The notion of a triangulated category was first introduced and studied by Grothendieck-Verdier in early sixties of the last century, which marks a new starting point of the development of modern algebras. A triangulated category is an addition category with an automorphism, and satisfies four axioms. One of the axioms is called the octahedral axiom and plays an important role. Our main results are the equivalent propositions of the octahedral axiom and applications. This academic dissertation is divided into three chapters altogether.In chapter one, we introduce the research direction and the trends of the development related to the thesis, and sum up the groundwork of this text.In chapter two, we recall a pre-triangulated category, a triangulated category and the octahedral axiom of triangulated categories.
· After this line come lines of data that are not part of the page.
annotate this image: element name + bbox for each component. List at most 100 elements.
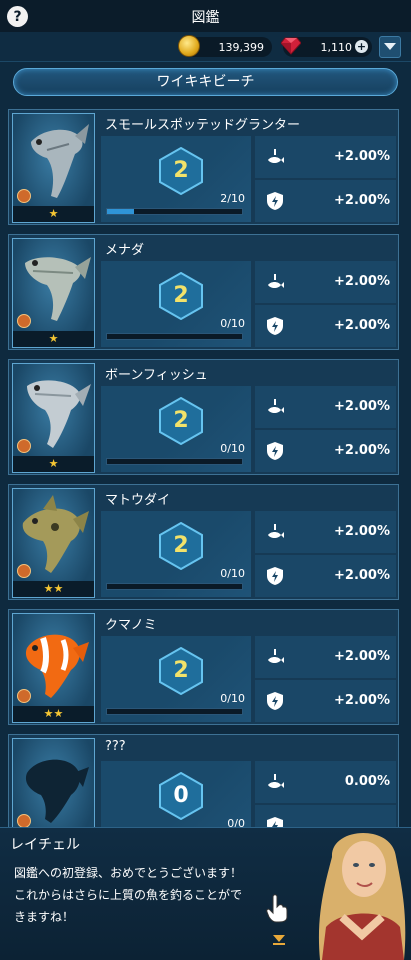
chevron-down-icon <box>384 43 396 50</box>
level-panel: 2 0/10 <box>101 261 251 347</box>
star-rating: ★★ <box>13 706 94 722</box>
dialog-message: 図鑑への初登録、おめでとうございます！ これからはさらに上質の魚を釣ることがで … <box>14 862 294 928</box>
star-rating: ★★ <box>13 581 94 597</box>
catch-bonus-value: +2.00% <box>334 149 390 164</box>
rarity-badge-icon <box>17 314 31 328</box>
catch-bonus-value: 0.00% <box>344 774 390 789</box>
catch-bonus-row: +2.00% <box>255 386 396 428</box>
level-panel: 2 0/10 <box>101 386 251 472</box>
catch-bonus-row: +2.00% <box>255 136 396 178</box>
dialog-line: きますね！ <box>14 910 75 924</box>
fish-hook-icon <box>268 524 284 538</box>
fish-portrait: ★★ <box>12 613 95 723</box>
progress-bar <box>106 333 243 340</box>
coin-amount: 139,399 <box>218 40 265 54</box>
progress-bar <box>106 458 243 465</box>
progress-text: 0/10 <box>220 317 245 330</box>
catch-bonus-row: 0.00% <box>255 761 396 803</box>
fish-name: メナダ <box>105 243 145 258</box>
fish-name: ??? <box>105 739 126 754</box>
power-bonus-row: +2.00% <box>255 305 396 347</box>
power-bonus-value: +2.00% <box>334 193 390 208</box>
level-panel: 2 0/10 <box>101 511 251 597</box>
area-title[interactable]: ワイキキビーチ <box>13 68 398 96</box>
rarity-badge-icon <box>17 814 31 828</box>
fish-level: 2 <box>173 283 189 308</box>
level-panel: 2 0/10 <box>101 636 251 722</box>
fish-hook-icon <box>268 774 284 788</box>
catch-bonus-row: +2.00% <box>255 636 396 678</box>
area-dropdown-button[interactable] <box>379 36 401 58</box>
fish-level: 2 <box>173 408 189 433</box>
fish-portrait: ★★ <box>12 488 95 598</box>
power-bonus-value: +2.00% <box>334 693 390 708</box>
currency-bar: 139,399 1,110 <box>0 32 411 62</box>
fish-portrait: ★ <box>12 238 95 348</box>
tap-hand-icon <box>266 894 288 923</box>
progress-bar <box>106 208 243 215</box>
progress-text: 0/10 <box>220 692 245 705</box>
shield-bolt-icon <box>267 692 283 710</box>
fish-level: 0 <box>173 783 189 808</box>
fish-card[interactable]: ★★ マトウダイ 2 0/10 +2.00% +2.00% <box>8 484 399 600</box>
progress-fill <box>107 209 134 214</box>
fish-level: 2 <box>173 533 189 558</box>
power-bonus-value: +2.00% <box>334 443 390 458</box>
catch-bonus-value: +2.00% <box>334 274 390 289</box>
fish-name: スモールスポッテッドグランター <box>105 118 301 133</box>
fish-hook-icon <box>268 649 284 663</box>
level-panel: 2 2/10 <box>101 136 251 222</box>
catch-bonus-value: +2.00% <box>334 524 390 539</box>
rarity-badge-icon <box>17 564 31 578</box>
catch-bonus-row: +2.00% <box>255 261 396 303</box>
progress-text: 2/10 <box>220 192 245 205</box>
fish-card[interactable]: ★ ボーンフィッシュ 2 0/10 +2.00% +2.00% <box>8 359 399 475</box>
fish-level: 2 <box>173 158 189 183</box>
rarity-badge-icon <box>17 689 31 703</box>
add-gems-button[interactable]: + <box>355 40 368 53</box>
progress-text: 0/10 <box>220 567 245 580</box>
gem-icon <box>281 37 301 55</box>
catch-bonus-row: +2.00% <box>255 511 396 553</box>
progress-text: 0/10 <box>220 442 245 455</box>
shield-bolt-icon <box>267 192 283 210</box>
fish-name: クマノミ <box>105 618 157 633</box>
progress-bar <box>106 708 243 715</box>
progress-bar <box>106 583 243 590</box>
shield-bolt-icon <box>267 317 283 335</box>
catch-bonus-value: +2.00% <box>334 399 390 414</box>
fish-card[interactable]: ★★ クマノミ 2 0/10 +2.00% +2.00% <box>8 609 399 725</box>
power-bonus-row: +2.00% <box>255 430 396 472</box>
speaker-name: レイチェル <box>10 837 80 853</box>
fish-card[interactable]: ★ メナダ 2 0/10 +2.00% +2.00% <box>8 234 399 350</box>
character-portrait <box>318 832 406 960</box>
rarity-badge-icon <box>17 439 31 453</box>
dialog-next-icon[interactable] <box>272 934 286 946</box>
fish-hook-icon <box>268 399 284 413</box>
fish-hook-icon <box>268 149 284 163</box>
star-rating: ★ <box>13 206 94 222</box>
top-bar: ? 図鑑 <box>0 0 411 32</box>
fish-name: マトウダイ <box>105 493 171 508</box>
catch-bonus-value: +2.00% <box>334 649 390 664</box>
coin-icon <box>178 35 200 57</box>
gem-amount: 1,110 <box>320 40 353 54</box>
shield-bolt-icon <box>267 567 283 585</box>
power-bonus-value: +2.00% <box>334 318 390 333</box>
power-bonus-row: +2.00% <box>255 555 396 597</box>
dialog-line: これからはさらに上質の魚を釣ることがで <box>14 888 243 902</box>
shield-bolt-icon <box>267 442 283 460</box>
power-bonus-value: +2.00% <box>334 568 390 583</box>
star-rating: ★ <box>13 331 94 347</box>
fish-portrait: ★ <box>12 113 95 223</box>
page-title: 図鑑 <box>191 10 220 26</box>
fish-card[interactable]: ★ スモールスポッテッドグランター 2 2/10 +2.00% +2.00% <box>8 109 399 225</box>
star-rating: ★ <box>13 456 94 472</box>
dialog-line: 図鑑への初登録、おめでとうございます！ <box>14 866 243 880</box>
fish-portrait: ★ <box>12 363 95 473</box>
fish-hook-icon <box>268 274 284 288</box>
fish-name: ボーンフィッシュ <box>105 368 208 383</box>
fish-level: 2 <box>173 658 189 683</box>
rarity-badge-icon <box>17 189 31 203</box>
power-bonus-row: +2.00% <box>255 680 396 722</box>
We list some propositions of triangulated categories and eight proved equivalent propositions of the octahedral axiom. The eight equivalent propositions are (TR4-1)—(TR4-8).In chapter three, we deal with the other equivalent propositions of the octahedral axiom and applications. In section one, we obtian a equivalent proposition (TR4-9) by (TR4-1). In section two, we contiue to study homotopy cartesian and the octahedral axiom, then we obtain seven equivalent propositions (TR4-10)—(TR4-16). In section three, we recall the mapping cone and show that the mapping cone is equivalent with the octahedral axiom if the other three axioms are satisfied. In section four, we point out that the mapping cylinder is not equivalent with the octahedral axiom. In section five, we study the applications of the octahedral axiom.